In fact, I have my doubts that Ty and Babe could break into today’s Tiger or Yankee outfields against the bigger, stronger, faster, athletes of 2007. 

Babe’s only body-building exercise consisted of lifting beers. 

He used to walk up on the pitch.  Ty held his hands apart until the ball was halfway to the plate.  They couldn't do that against today’s hurlers.  By today’s standards they weren't professionals, they were amateurs who got paid.

The Olympics make this clear.  Johnny “Tarzan” Weismueller, the 1924 Gold medalist in swimming, couldn't make the U.S. team today – I mean the women’s team.   If his mate, Jane, were threatened by ravenous crocodiles 400 meters away, Janet Evans could splash to her aid a minute faster than Johnny; by the time he arrived, she would be swinging away through the jungle, ululating triumphantly.

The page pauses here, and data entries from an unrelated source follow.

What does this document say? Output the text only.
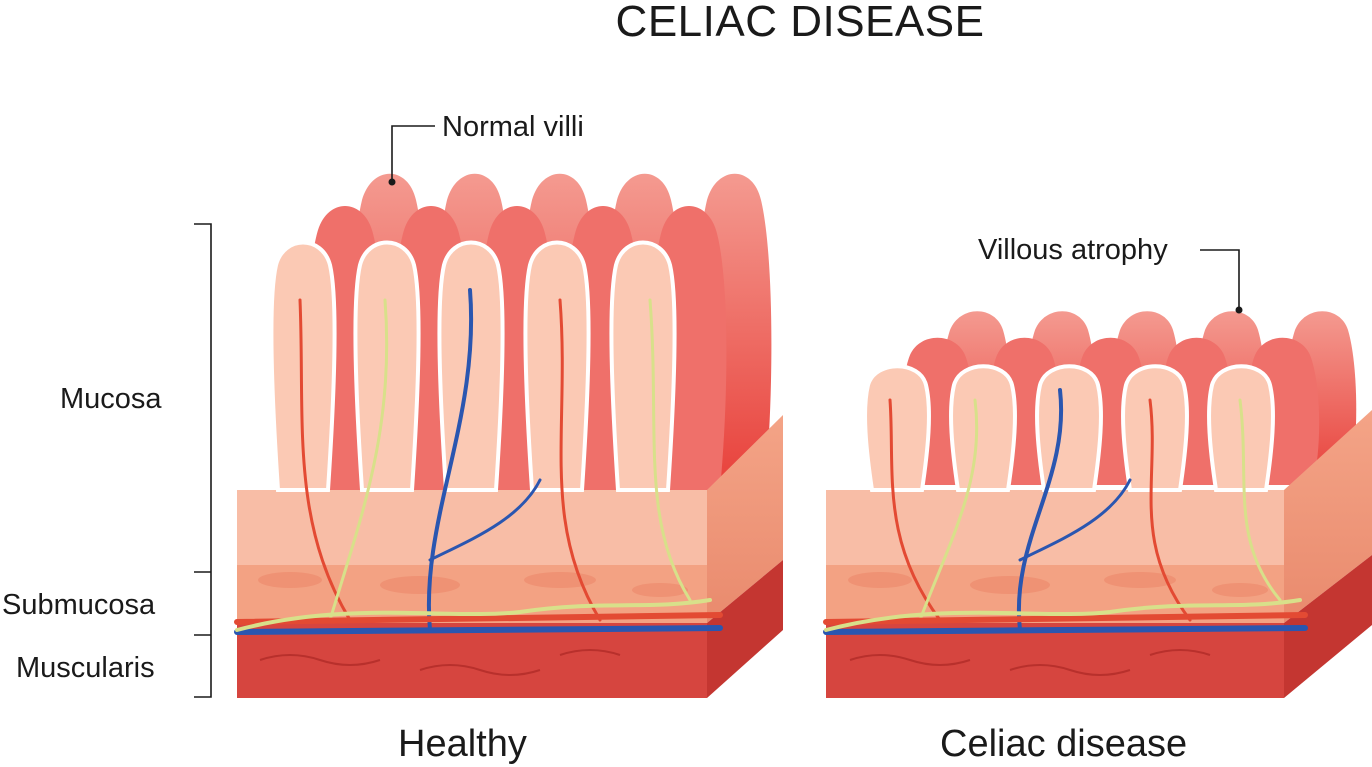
CELIAC DISEASE
Normal villi
Villous atrophy
Mucosa
Submucosa
Muscularis
Healthy	Celiac disease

The winner of the men’s marathon that year would have finished 26th in the women’s race in 1984.

To return to the competitive conditions of a century ago, baseball would have to double the number of big league teams.  The talk of “contraction” by two teams a few years ago would have drawn the population noose even tighter around the throats of today’s players, making it even tougher to get a big league job, let alone to stand out as Cobb and Ruth did.

If we do double the number of teams, we'll see the return of the .400 hitter, and we'll see other records go through the sky-dome roofs.  Expansion is the ultimate steroid.  

To put it another way, the records of Cobb, Ruth etc, which were once protected by segregation, are now protected by the population explosion.

            Today we're watching the best athletes who ever played the game.  And our grandchildren will watch even bigger and better ones.   Seven-foot 300-pound players will not be uncommon, without steroids.  To keep records more or less stable, the game will probably have to move the pitching distance back ten feet, lengthen the base paths to 100 feet, move the fences out to 380 feet at the foul lines and 480 in center.  We can anticipate a third Major League in Asia etc.

            As for salaries and the price of a bleacher ticket and hot dog, hold your hat.